I can't remember exactly what story about the kids I was telling at work one day, but at the end of it, I do recall my work pal saying - 'Your kids live in a lovely little Enid Blyton world, don't they?'

I love Enid Blyton stories. At the age of 11, I had to have an interview to get a place in my school.
'If she asks you what books you read, whatever you do, DON'T say Enid Blyton,' dad said, even though he was secretly hoping I wouldn't get in.
'Well who shall I say I like then?' I asked, also hoping I wouldn't get in, but hating the thought of being turned down.
'Just say that you read the Chalet School stories by Eleanor M Brent Dyer,' dad said confidently.
But who the hell is she?' I asked blankly.
'No idea, but she's an ex-pupil,' said dad shoving me in the door.
Hoorah for Eleanor M Brent whatsit, because she gave me a ticket for a wonderful education, but her stories were crap, and I still love Enid Blyton.

So it was with great sadness that the Blyton of my kids' lives was rendered useless for 5 whole days with Bank Holiday Monday being the ultimate in crapness, as a fed up little 6 year old girl lay next to me, sobbing into the pillow.

'This has been the boring-est day EVER!' she exclaimed.
'All because of that stupid bloody lump!' she howled.
'When are you going to be normal again?!' she wailed.
'I can't remember what your hair was like!' she sobbed.
'And....,' she said, looking for a final, dramatic statement with snot bubbling in her nostrils, 'You can't even play draughts!'

If Enid had written the story, she'd have written about naughty Gollies leaping out in the dark, dark woods to pull the stuffing out of Mrs Tubby Bear. She may have described poor Aunt Fanny not feeling too canny....but there would always be a happy ending - Noddy and Big Ears giving the Gollies a damned good bashing, and Julian, Dick, George and Anne coming to the rescue, with good old Timmy, and a bottle of ginger beer.

And so, calmly I explained all this to my little girl. She had to be patient. She had to be brave, and although it wasn't the most wonderful day in the world, there would be some pretty wonderful days to come...and whilst I was on, I reminded myself of that too.
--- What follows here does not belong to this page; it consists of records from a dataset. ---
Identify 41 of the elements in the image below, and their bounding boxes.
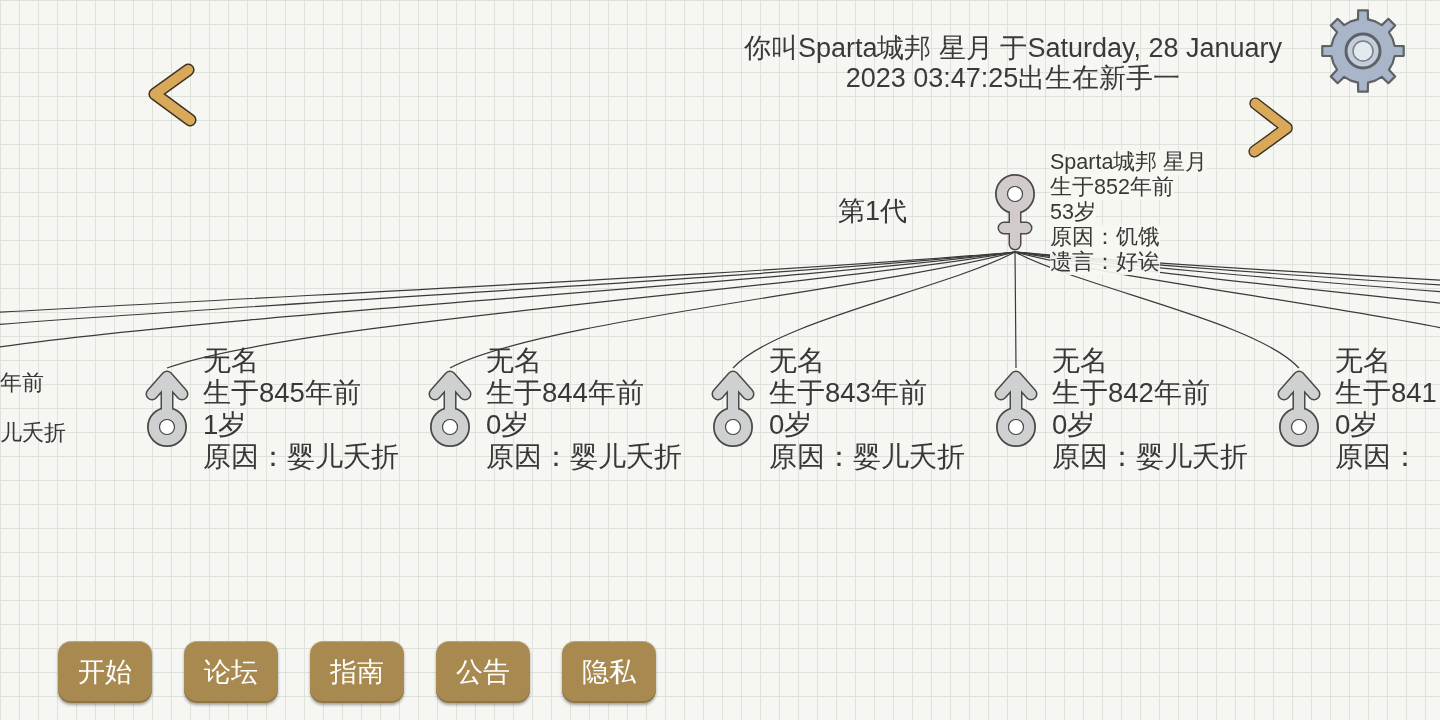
- male-symbol-icon: [992, 368, 1040, 448]
- birth-text: 生于844年前: [486, 377, 644, 409]
- male-symbol-icon: [1275, 368, 1323, 448]
- death-cause-text: 原因：饥饿: [1050, 225, 1160, 250]
- death-cause-text: 儿夭折: [0, 421, 66, 446]
- male-symbol-icon: [709, 368, 757, 448]
- death-cause-text: 原因：婴儿夭折: [1052, 441, 1248, 473]
- death-cause-text: 原因：婴儿夭折: [769, 441, 965, 473]
- age-text: 0岁: [486, 409, 530, 441]
- menu-button[interactable]: 公告: [436, 641, 530, 703]
- generation-label: 第1代: [838, 196, 908, 226]
- male-symbol-icon: [426, 368, 474, 448]
- birth-text: 年前: [0, 371, 44, 396]
- last-words-text: 遗言：好诶: [1050, 250, 1160, 275]
- male-symbol-icon: [143, 368, 191, 448]
- age-text: 1岁: [203, 409, 247, 441]
- settings-icon[interactable]: [1320, 8, 1406, 94]
- menu-button[interactable]: 隐私: [562, 641, 656, 703]
- person-name: 无名: [203, 345, 259, 377]
- death-cause-text: 原因：婴儿夭折: [203, 441, 399, 473]
- age-text: 0岁: [769, 409, 813, 441]
- birth-text: 生于841: [1335, 377, 1437, 409]
- person-name: 无名: [769, 345, 825, 377]
- person-name: 无名: [1052, 345, 1108, 377]
- birth-text: 生于852年前: [1050, 175, 1174, 200]
- menu-button[interactable]: 论坛: [184, 641, 278, 703]
- menu-button[interactable]: 指南: [310, 641, 404, 703]
- person-name: Sparta城邦 星月: [1050, 150, 1208, 175]
- menu-button[interactable]: 开始: [58, 641, 152, 703]
- death-cause-text: 原因：婴儿夭折: [486, 441, 682, 473]
- age-text: 0岁: [1052, 409, 1096, 441]
- birth-text: 生于843年前: [769, 377, 927, 409]
- birth-text: 生于845年前: [203, 377, 361, 409]
- person-name: 无名: [1335, 345, 1391, 377]
- birth-text: 生于842年前: [1052, 377, 1210, 409]
- age-text: 53岁: [1050, 200, 1096, 225]
- age-text: 0岁: [1335, 409, 1379, 441]
- death-cause-text: 原因：: [1335, 441, 1419, 473]
- chevron-left-icon[interactable]: [145, 62, 198, 128]
- birth-info-text: 你叫Sparta城邦 星月 于Saturday, 28 January 2023 03:47:25出生在新手一: [742, 33, 1284, 93]
- person-name: 无名: [486, 345, 542, 377]
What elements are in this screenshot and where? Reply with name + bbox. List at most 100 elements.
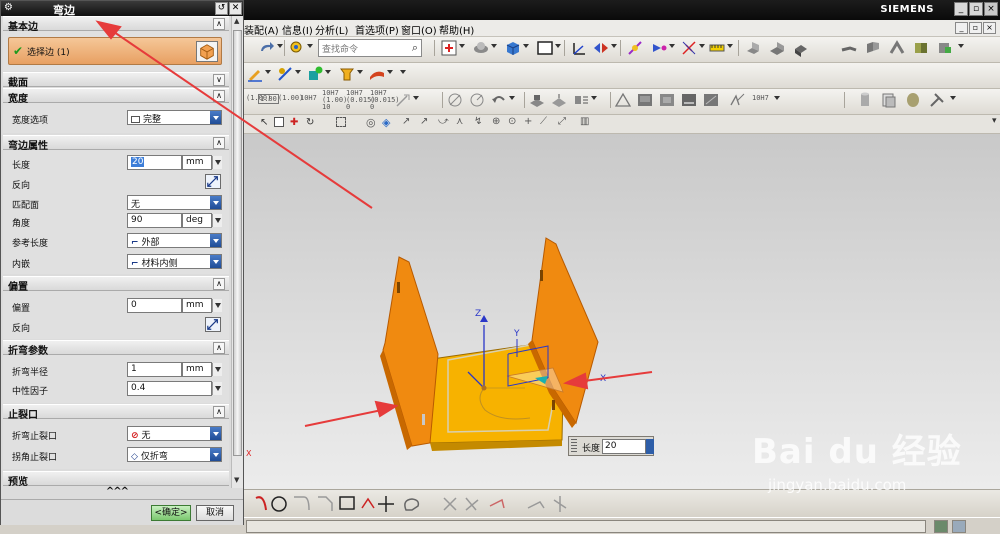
bend-radius-spin-icon[interactable] (212, 363, 222, 376)
background-dropdown-icon[interactable] (555, 44, 561, 48)
render-dropdown-icon[interactable] (523, 44, 529, 48)
trim-dropdown-icon[interactable] (357, 70, 363, 74)
finder-dropdown-icon[interactable] (307, 44, 313, 48)
angle-input[interactable]: 90 (127, 213, 182, 228)
flange-props-chevron-up-icon[interactable]: ∧ (213, 137, 225, 149)
bend-params-chevron-up-icon[interactable]: ∧ (213, 342, 225, 354)
gear-icon[interactable]: ⚙ (4, 2, 13, 13)
bend-radius-input[interactable]: 1 (127, 362, 182, 377)
annotation-list-icon[interactable] (572, 91, 590, 109)
triangle-icon[interactable] (614, 91, 632, 109)
select-box-icon[interactable] (274, 117, 284, 127)
redo-icon[interactable] (258, 39, 276, 57)
neutral-factor-spin-icon[interactable] (212, 382, 222, 395)
snap-arc-center-icon[interactable]: ⊕ (492, 116, 500, 127)
view-box-4-icon[interactable] (702, 91, 720, 109)
select-edge-row[interactable]: ✔ 选择边 (1) (8, 37, 222, 65)
cube-select-icon[interactable]: ◈ (382, 116, 390, 129)
inset-dropdown-icon[interactable] (210, 255, 221, 268)
point-dropdown-icon[interactable] (669, 44, 675, 48)
left-flange[interactable] (382, 256, 439, 447)
bend-icon[interactable] (840, 39, 858, 57)
offset-header[interactable]: 偏置 ∧ (3, 276, 229, 293)
tools-dropdown-icon[interactable] (950, 96, 956, 100)
sketch-icon[interactable] (246, 65, 264, 83)
select-edge-cube-button[interactable] (196, 41, 218, 62)
offset-tool-icon[interactable] (404, 498, 420, 511)
sheet-metal-dropdown-icon[interactable] (958, 44, 964, 48)
fillet-tool-icon[interactable] (294, 496, 310, 511)
tolerance-tool[interactable]: 10H7 (752, 94, 769, 102)
popup-length-input[interactable]: 20 (602, 439, 646, 454)
match-face-dropdown-icon[interactable] (210, 196, 221, 209)
offset-chevron-up-icon[interactable]: ∧ (213, 278, 225, 290)
leader-dropdown-icon[interactable] (413, 96, 419, 100)
width-header[interactable]: 宽度 ∧ (3, 88, 229, 105)
more-options-toggle[interactable]: ^^^ (3, 486, 231, 498)
cylinder-icon[interactable] (856, 91, 874, 109)
snap-quadrant-icon[interactable]: ↯ (474, 116, 482, 127)
width-option-select[interactable]: 完整 (127, 110, 222, 125)
view-box-3-icon[interactable] (680, 91, 698, 109)
dialog-scrollbar[interactable]: ▲ ▼ (231, 16, 243, 488)
minimize-button[interactable]: _ (954, 2, 968, 16)
diameter-icon[interactable] (446, 91, 464, 109)
menu-help[interactable]: 帮助(H) (439, 22, 474, 37)
circle-tool-icon[interactable] (271, 496, 287, 512)
dim-tool-2[interactable]: 1.00 (258, 94, 279, 104)
sheet-metal-tab-icon[interactable] (744, 39, 762, 57)
flange-props-header[interactable]: 弯边属性 ∧ (3, 135, 229, 152)
snap-on-curve-icon[interactable]: ⤢ (558, 116, 566, 127)
origin-point[interactable] (481, 385, 487, 391)
radius-icon[interactable] (468, 91, 486, 109)
snap-face-icon[interactable]: ▥ (580, 116, 589, 127)
angle-spin-icon[interactable] (212, 214, 222, 227)
flat-pattern-icon[interactable] (912, 39, 930, 57)
relief-chevron-up-icon[interactable]: ∧ (213, 406, 225, 418)
sketch-dropdown-icon[interactable] (265, 70, 271, 74)
cancel-button[interactable]: 取消 (196, 505, 234, 521)
scroll-thumb[interactable] (233, 30, 242, 456)
bend-relief-dropdown-icon[interactable] (210, 427, 221, 440)
fit-view-icon[interactable] (440, 39, 458, 57)
measure-icon[interactable] (708, 39, 726, 57)
rect-select-icon[interactable] (336, 117, 346, 127)
profile-header[interactable]: 截面 ∨ (3, 72, 229, 89)
view-box-2-icon[interactable] (658, 91, 676, 109)
sheet-metal-flange-icon[interactable] (768, 39, 786, 57)
mdi-minimize-button[interactable]: _ (955, 22, 968, 34)
scroll-down-icon[interactable]: ▼ (234, 476, 239, 484)
restore-button[interactable]: ▫ (969, 2, 983, 16)
popup-length-dropdown-icon[interactable] (646, 439, 654, 454)
bend-params-header[interactable]: 折弯参数 ∧ (3, 340, 229, 357)
neutral-factor-input[interactable]: 0.4 (127, 381, 212, 396)
search-icon[interactable]: ⌕ (412, 41, 418, 55)
reverse-direction-button[interactable] (205, 174, 221, 189)
ref-length-dropdown-icon[interactable] (210, 234, 221, 247)
match-face-select[interactable]: 无 (127, 195, 222, 210)
leader-icon[interactable] (394, 91, 412, 109)
datum-dropdown-icon[interactable] (295, 70, 301, 74)
annotation-block-icon[interactable] (528, 91, 546, 109)
move-object-icon[interactable] (592, 39, 610, 57)
constraint-tool-icon[interactable] (527, 501, 545, 509)
menu-analysis[interactable]: 分析(L) (315, 22, 348, 37)
dim-tool-5[interactable]: 10H7 (1.00) 10 (322, 90, 347, 111)
offset-spin-icon[interactable] (212, 299, 222, 312)
ok-button[interactable]: <确定> (151, 505, 191, 521)
mdi-restore-button[interactable]: ▫ (969, 22, 982, 34)
tolerance-dropdown-icon[interactable] (774, 96, 780, 100)
menu-info[interactable]: 信息(I) (282, 22, 313, 37)
dialog-titlebar[interactable]: ⚙ 弯边 ↺ ✕ (1, 1, 243, 17)
snap-intersect-icon[interactable]: ⋏ (456, 116, 463, 127)
render-style-icon[interactable] (504, 39, 522, 57)
surface-icon[interactable] (368, 65, 386, 83)
snap-tangent-icon[interactable]: ⟋ (540, 116, 547, 127)
menu-preferences[interactable]: 首选项(P) (355, 22, 399, 37)
orient-view-icon[interactable] (472, 39, 490, 57)
annotation-dropdown-icon[interactable] (591, 96, 597, 100)
width-option-dropdown-icon[interactable] (210, 111, 221, 124)
mdi-close-button[interactable]: × (983, 22, 996, 34)
chevron-down-icon[interactable]: ∨ (213, 74, 225, 86)
dialog-close-button[interactable]: ✕ (229, 2, 242, 15)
Which brings me to another of my favourite things - The Sound of Music.
When the 6 year old was 2, or she may have been 3, we recorded a little number which I've attached. She's singing along to 'My Favourite Things,' and starts off quite shyly with Julie Andrews singing beautifully in the background. Towards the end, you'll see she blasts out the words in an almost Johnny Rottenish way...its wonderful, cheesy I know, but it represents that Bloody Awful Bank Holiday Monday, and the good times we'll have when its all over...enjoy!

Tuesday, 4 May 2010


Normal service will be resumed soon...this last round of chemo has been an absolute sod... I'm ok, just 10 rounds with Tyson...promise I'll be back soon!